When Renee checked my body composition, my fat had gone down a few percentage points and my muscle had gone up the same amount. After having lost 32 pounds, I looked at myself in the mirror at the gym. It was hard to believe I was the same person as when I started. Yet, I still wasn’t the person I had been – and maybe I’d never be.
Working with Renee sometimes felt like a battle of wills since we’re both Type-A, workaholic personalities. I’d send her texts like, “Still 157 after two weeks!!!” She’d respond with, “Get off the scale! How do your clothes fit?!” Or she’d text and say, “You haven’t worked out in three days!!” And I’d respond, “I’ve been at work! I have to pay the bills.” And she’d come back with, “I work three jobs and hit the gym today.”

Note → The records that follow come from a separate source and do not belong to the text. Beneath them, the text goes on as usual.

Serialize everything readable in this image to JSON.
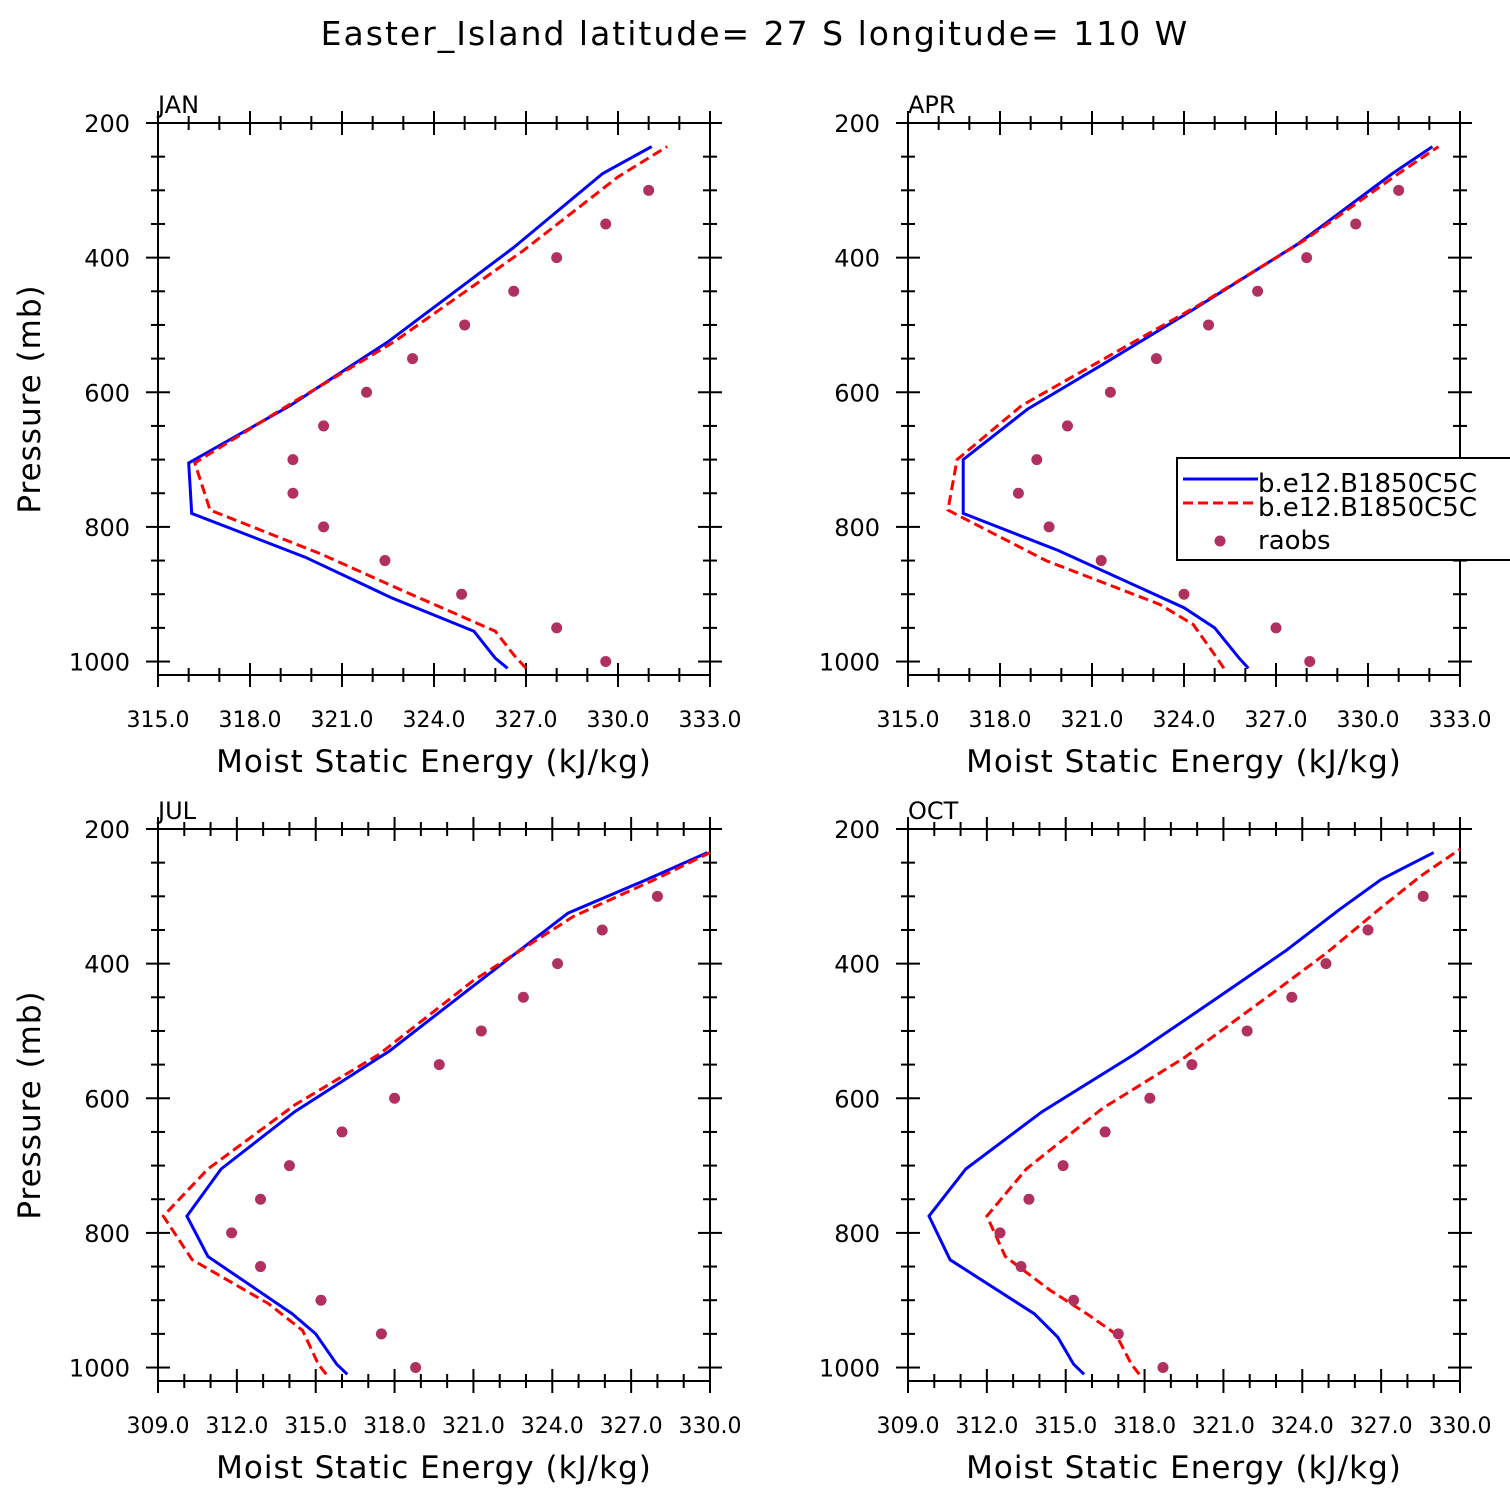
{
  "title": "Easter_Island  latitude= 27 S longitude= 110 W",
  "colors": {
    "model1": "#0000ff",
    "model2": "#ff0000",
    "raobs": "#b03060",
    "axis": "#000000"
  },
  "legend": {
    "location": "panel APR, right side",
    "entries": [
      {
        "label": "b.e12.B1850C5C",
        "style": "solid",
        "color": "#0000ff"
      },
      {
        "label": "b.e12.B1850C5C",
        "style": "dashed",
        "color": "#ff0000"
      },
      {
        "label": "raobs",
        "style": "marker",
        "color": "#b03060"
      }
    ]
  },
  "chart_data": [
    {
      "type": "line",
      "panel": "JAN",
      "xlabel": "Moist Static Energy (kJ/kg)",
      "ylabel": "Pressure (mb)",
      "xlim": [
        315,
        333
      ],
      "ylim": [
        1020,
        200
      ],
      "xticks": [
        315,
        318,
        321,
        324,
        327,
        330,
        333
      ],
      "xtick_labels": [
        "315.0",
        "318.0",
        "321.0",
        "324.0",
        "327.0",
        "330.0",
        "333.0"
      ],
      "yticks": [
        200,
        400,
        600,
        800,
        1000
      ],
      "ytick_labels": [
        "200",
        "400",
        "600",
        "800",
        "1000"
      ],
      "series": [
        {
          "name": "b.e12.B1850C5C",
          "style": "solid",
          "pressure": [
            1010,
            995,
            955,
            905,
            845,
            780,
            705,
            620,
            525,
            385,
            275,
            235
          ],
          "mse": [
            326.4,
            326.0,
            325.3,
            322.6,
            319.8,
            316.1,
            316.0,
            319.3,
            322.5,
            326.6,
            329.5,
            331.1
          ]
        },
        {
          "name": "b.e12.B1850C5C",
          "style": "dashed",
          "pressure": [
            1010,
            990,
            955,
            895,
            840,
            775,
            705,
            615,
            525,
            390,
            280,
            235
          ],
          "mse": [
            327.0,
            326.6,
            326.0,
            323.0,
            320.3,
            316.7,
            316.2,
            319.4,
            322.7,
            326.9,
            330.0,
            331.6
          ]
        },
        {
          "name": "raobs",
          "style": "marker",
          "pressure": [
            1000,
            950,
            900,
            850,
            800,
            750,
            700,
            650,
            600,
            550,
            500,
            450,
            400,
            350,
            300
          ],
          "mse": [
            329.6,
            328.0,
            324.9,
            322.4,
            320.4,
            319.4,
            319.4,
            320.4,
            321.8,
            323.3,
            325.0,
            326.6,
            328.0,
            329.6,
            331.0
          ]
        }
      ]
    },
    {
      "type": "line",
      "panel": "APR",
      "xlabel": "Moist Static Energy (kJ/kg)",
      "ylabel": "",
      "xlim": [
        315,
        333
      ],
      "ylim": [
        1020,
        200
      ],
      "xticks": [
        315,
        318,
        321,
        324,
        327,
        330,
        333
      ],
      "xtick_labels": [
        "315.0",
        "318.0",
        "321.0",
        "324.0",
        "327.0",
        "330.0",
        "333.0"
      ],
      "yticks": [
        200,
        400,
        600,
        800,
        1000
      ],
      "ytick_labels": [
        "200",
        "400",
        "600",
        "800",
        "1000"
      ],
      "series": [
        {
          "name": "b.e12.B1850C5C",
          "style": "solid",
          "pressure": [
            1010,
            995,
            950,
            920,
            835,
            780,
            700,
            625,
            560,
            480,
            380,
            275,
            235
          ],
          "mse": [
            326.1,
            325.8,
            325.0,
            324.0,
            319.9,
            316.8,
            316.8,
            318.9,
            321.3,
            324.2,
            327.7,
            330.8,
            332.1
          ]
        },
        {
          "name": "b.e12.B1850C5C",
          "style": "dashed",
          "pressure": [
            1010,
            990,
            945,
            915,
            850,
            775,
            700,
            620,
            545,
            470,
            375,
            275,
            235
          ],
          "mse": [
            325.3,
            325.0,
            324.3,
            323.2,
            319.5,
            316.3,
            316.6,
            318.7,
            321.6,
            324.5,
            327.9,
            331.0,
            332.3
          ]
        },
        {
          "name": "raobs",
          "style": "marker",
          "pressure": [
            1000,
            950,
            900,
            850,
            800,
            750,
            700,
            650,
            600,
            550,
            500,
            450,
            400,
            350,
            300
          ],
          "mse": [
            328.1,
            327.0,
            324.0,
            321.3,
            319.6,
            318.6,
            319.2,
            320.2,
            321.6,
            323.1,
            324.8,
            326.4,
            328.0,
            329.6,
            331.0
          ]
        }
      ]
    },
    {
      "type": "line",
      "panel": "JUL",
      "xlabel": "Moist Static Energy (kJ/kg)",
      "ylabel": "Pressure (mb)",
      "xlim": [
        309,
        330
      ],
      "ylim": [
        1020,
        200
      ],
      "xticks": [
        309,
        312,
        315,
        318,
        321,
        324,
        327,
        330
      ],
      "xtick_labels": [
        "309.0",
        "312.0",
        "315.0",
        "318.0",
        "321.0",
        "324.0",
        "327.0",
        "330.0"
      ],
      "yticks": [
        200,
        400,
        600,
        800,
        1000
      ],
      "ytick_labels": [
        "200",
        "400",
        "600",
        "800",
        "1000"
      ],
      "series": [
        {
          "name": "b.e12.B1850C5C",
          "style": "solid",
          "pressure": [
            1010,
            995,
            950,
            920,
            835,
            775,
            705,
            620,
            530,
            430,
            325,
            275,
            235
          ],
          "mse": [
            316.2,
            315.8,
            315.0,
            314.1,
            310.9,
            310.1,
            311.4,
            314.2,
            317.8,
            321.1,
            324.6,
            327.6,
            329.9
          ]
        },
        {
          "name": "b.e12.B1850C5C",
          "style": "dashed",
          "pressure": [
            1010,
            995,
            945,
            905,
            840,
            775,
            705,
            610,
            535,
            425,
            330,
            275,
            235
          ],
          "mse": [
            315.4,
            315.1,
            314.5,
            313.2,
            310.3,
            309.2,
            310.9,
            314.2,
            317.4,
            321.0,
            324.8,
            327.9,
            330.0
          ]
        },
        {
          "name": "raobs",
          "style": "marker",
          "pressure": [
            1000,
            950,
            900,
            850,
            800,
            750,
            700,
            650,
            600,
            550,
            500,
            450,
            400,
            350,
            300
          ],
          "mse": [
            318.8,
            317.5,
            315.2,
            312.9,
            311.8,
            312.9,
            314.0,
            316.0,
            318.0,
            319.7,
            321.3,
            322.9,
            324.2,
            325.9,
            328.0
          ]
        }
      ]
    },
    {
      "type": "line",
      "panel": "OCT",
      "xlabel": "Moist Static Energy (kJ/kg)",
      "ylabel": "",
      "xlim": [
        309,
        330
      ],
      "ylim": [
        1020,
        200
      ],
      "xticks": [
        309,
        312,
        315,
        318,
        321,
        324,
        327,
        330
      ],
      "xtick_labels": [
        "309.0",
        "312.0",
        "315.0",
        "318.0",
        "321.0",
        "324.0",
        "327.0",
        "330.0"
      ],
      "yticks": [
        200,
        400,
        600,
        800,
        1000
      ],
      "ytick_labels": [
        "200",
        "400",
        "600",
        "800",
        "1000"
      ],
      "series": [
        {
          "name": "b.e12.B1850C5C",
          "style": "solid",
          "pressure": [
            1010,
            995,
            955,
            920,
            840,
            775,
            705,
            620,
            535,
            450,
            380,
            320,
            275,
            235
          ],
          "mse": [
            315.7,
            315.3,
            314.7,
            313.8,
            310.6,
            309.8,
            311.2,
            314.1,
            317.6,
            320.8,
            323.4,
            325.4,
            327.0,
            329.0
          ]
        },
        {
          "name": "b.e12.B1850C5C",
          "style": "dashed",
          "pressure": [
            1010,
            995,
            950,
            920,
            885,
            835,
            775,
            705,
            615,
            540,
            440,
            385,
            320,
            270,
            230
          ],
          "mse": [
            317.8,
            317.5,
            316.9,
            315.8,
            314.4,
            312.7,
            312.0,
            313.5,
            316.4,
            319.5,
            323.0,
            324.9,
            326.9,
            328.5,
            330.0
          ]
        },
        {
          "name": "raobs",
          "style": "marker",
          "pressure": [
            1000,
            950,
            900,
            850,
            800,
            750,
            700,
            650,
            600,
            550,
            500,
            450,
            400,
            350,
            300
          ],
          "mse": [
            318.7,
            317.0,
            315.3,
            313.3,
            312.5,
            313.6,
            314.9,
            316.5,
            318.2,
            319.8,
            321.9,
            323.6,
            324.9,
            326.5,
            328.6
          ]
        }
      ]
    }
  ]
}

After cycling a four-pound weight range for two more months, I told my Weight Watchers coach I should cancel my membership. She told me, “You aren’t defined by a number on a scale. Focus on your learned lifestyle habits.”
One day, Renee said, “You’re looking good. How are you feeling?”
Looking at the slimmer me in the mirror, I had an epiphany: “I don’t have panic attacks anymore.” It was true: I hadn’t noticed it, but the constant feeling of anxiety and the physical reeling I felt when a panic attack was starting had quietly gone away. “You’re focusing on your body. You’re healing your mind that way,” Renee said.
It turns out that in addition to the physical weight, I’d been carrying the mental weight of panic, of not being in control of my life or my body from the accident.
Now, I have more mental and physical energy: I can run down a stretch of beach with my kids, lift them up into the air. I can plank like nobody’s business and do a 90-minute boot camp in the gym. I’m proud of the person I am.
It’s not always easy, but I focus on how my body looks and performs rather than the scale’s number. Whether I lose more weight or continue to replace fat with muscle and stay the same weight, I can be comfortable with who I am and rock my awesome 40-year-old body.
It’s like Renee always says to me, “If it doesn’t challenge you, it won’t change you.”